At our core, MFAN is committed to three principles: transparency of U.S. foreign aid, accountability of our assistance programs, and the local ownership needed to achieve meaningful results. As 2019 gets well underway, MFAN is looking at a number of opportunities to put these principles to practice and increase development effectiveness:
The new U.S. Development Finance Corporation. This month, the administration presented a plan to Congress for the new U.S. Development Finance Corporation. As MFAN has advocated, the USDFC, if designed well, creates an exciting opportunity, expanding exponentially the tools the US Government has at its disposal to advance our nation’s values and economic interests through effective and sustainable foreign assistance. To deliver on this promise, the new DFC should develop an impact assessment framework in order to maximize development results through accountability. It should ensure that its planned accountability mechanism is structured to independently assess environmental, social, labor, human rights, and transparency standards. And the DFC should take seriously the goal of becoming a world leader in DFI transparency.
Fragile states. Last year, the House passed the Global Fragility and Violence Reduction Act. Since then, my fellow MFAN Co-Chair George Ingram participated in the Task Force on Extreme Fragile States through the United States Institute of Peace. George wrote about ways in which localization, accountability, inclusivity, and adaptability can be applied in contexts of fragility. Reintroduction and passage of this legislation is an opportunity to codify effectiveness principles into the unique and critical context of vulnerable nations.
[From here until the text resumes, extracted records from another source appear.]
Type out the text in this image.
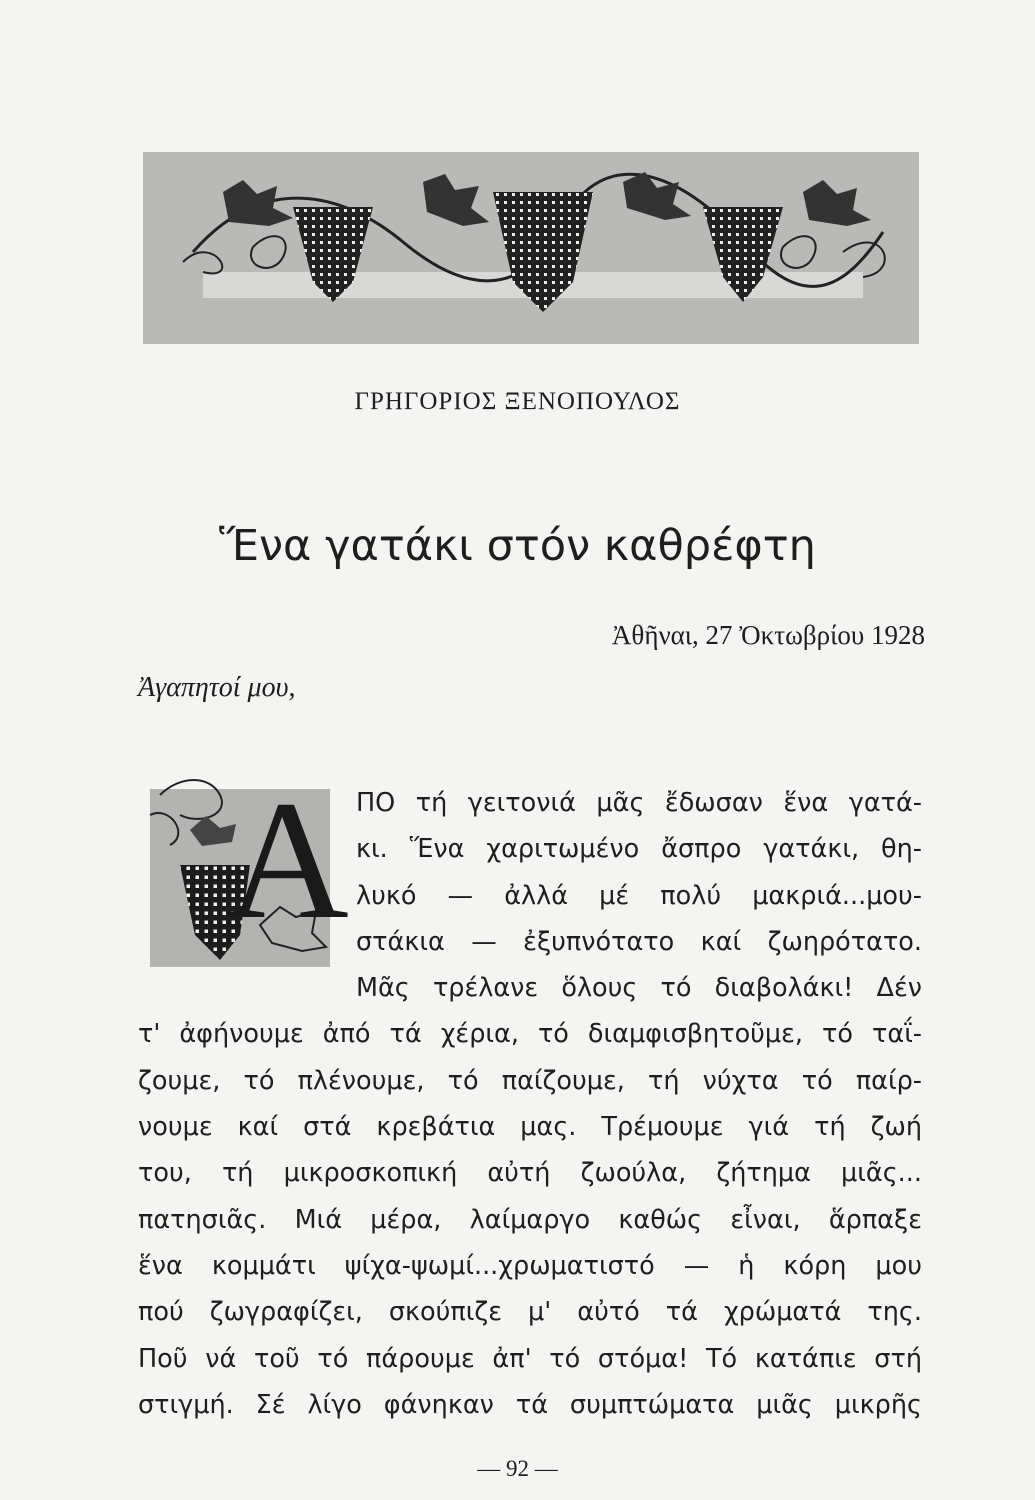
ΓΡΗΓΟΡΙΟΣ ΞΕΝΟΠΟΥΛΟΣ
Ἕνα γατάκι στόν καθρέφτη
Ἀθῆναι, 27 Ὀκτωβρίου 1928
Ἀγαπητοί μου,
Α ΠΟ τή γειτονιά μᾶς ἔδωσαν ἕνα γατά-
κι. Ἕνα χαριτωμένο ἄσπρο γατάκι, θη-
λυκό — ἀλλά μέ πολύ μακριά...μου-
στάκια — ἐξυπνότατο καί ζωηρότατο.
Μᾶς τρέλανε ὅλους τό διαβολάκι! Δέν
τ' ἀφήνουμε ἀπό τά χέρια, τό διαμφισβητοῦμε, τό ταΐ-
ζουμε, τό πλένουμε, τό παίζουμε, τή νύχτα τό παίρ-
νουμε καί στά κρεβάτια μας. Τρέμουμε γιά τή ζωή
του, τή μικροσκοπική αὐτή ζωούλα, ζήτημα μιᾶς...
πατησιᾶς. Μιά μέρα, λαίμαργο καθώς εἶναι, ἅρπαξε
ἕνα κομμάτι ψίχα-ψωμί...χρωματιστό — ἡ κόρη μου
πού ζωγραφίζει, σκούπιζε μ' αὐτό τά χρώματά της.
Ποῦ νά τοῦ τό πάρουμε ἀπ' τό στόμα! Τό κατάπιε στή
στιγμή. Σέ λίγο φάνηκαν τά συμπτώματα μιᾶς μικρῆς
— 92 —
The international affairs budget. We’ve all seen the headlines that the White House has yet again presented a budget that cuts the U.S. foreign affairs programs drastically and unreasonably. Not everyone may have seen that the administration did include some aid reform provisions in its budget proposal, including monitoring and evaluation, domestic resource mobilization, and funding for the new DFC. However, these provisions will only be able to advance effectiveness as part of an adequately funded comprehensive foreign affairs resource package. In fact, with a 24% overall cut, we would likely see less efficiency and a reduced impact. We appreciate Congress’ bipartisan engagement in both questioning the wisdom of the cuts and advocating for a reasonable level of funding. We remain hopeful that a broad budget deal will be reached, enabling more appropriate foreign aid budgeting.
As our calendars fill up this spring, we all need to make sure that each meeting, phone call, email, and memo is aligned with and furthering our goals. Congress and the administration have the opportunity to do this by always keeping in mind the principles of aid transparency, accountability and local ownership. MFAN will be working to make sure that these fundamental principles of effectiveness are meaningfully applied, and we’re hoping that our coalition and your hard work will guarantee that they are.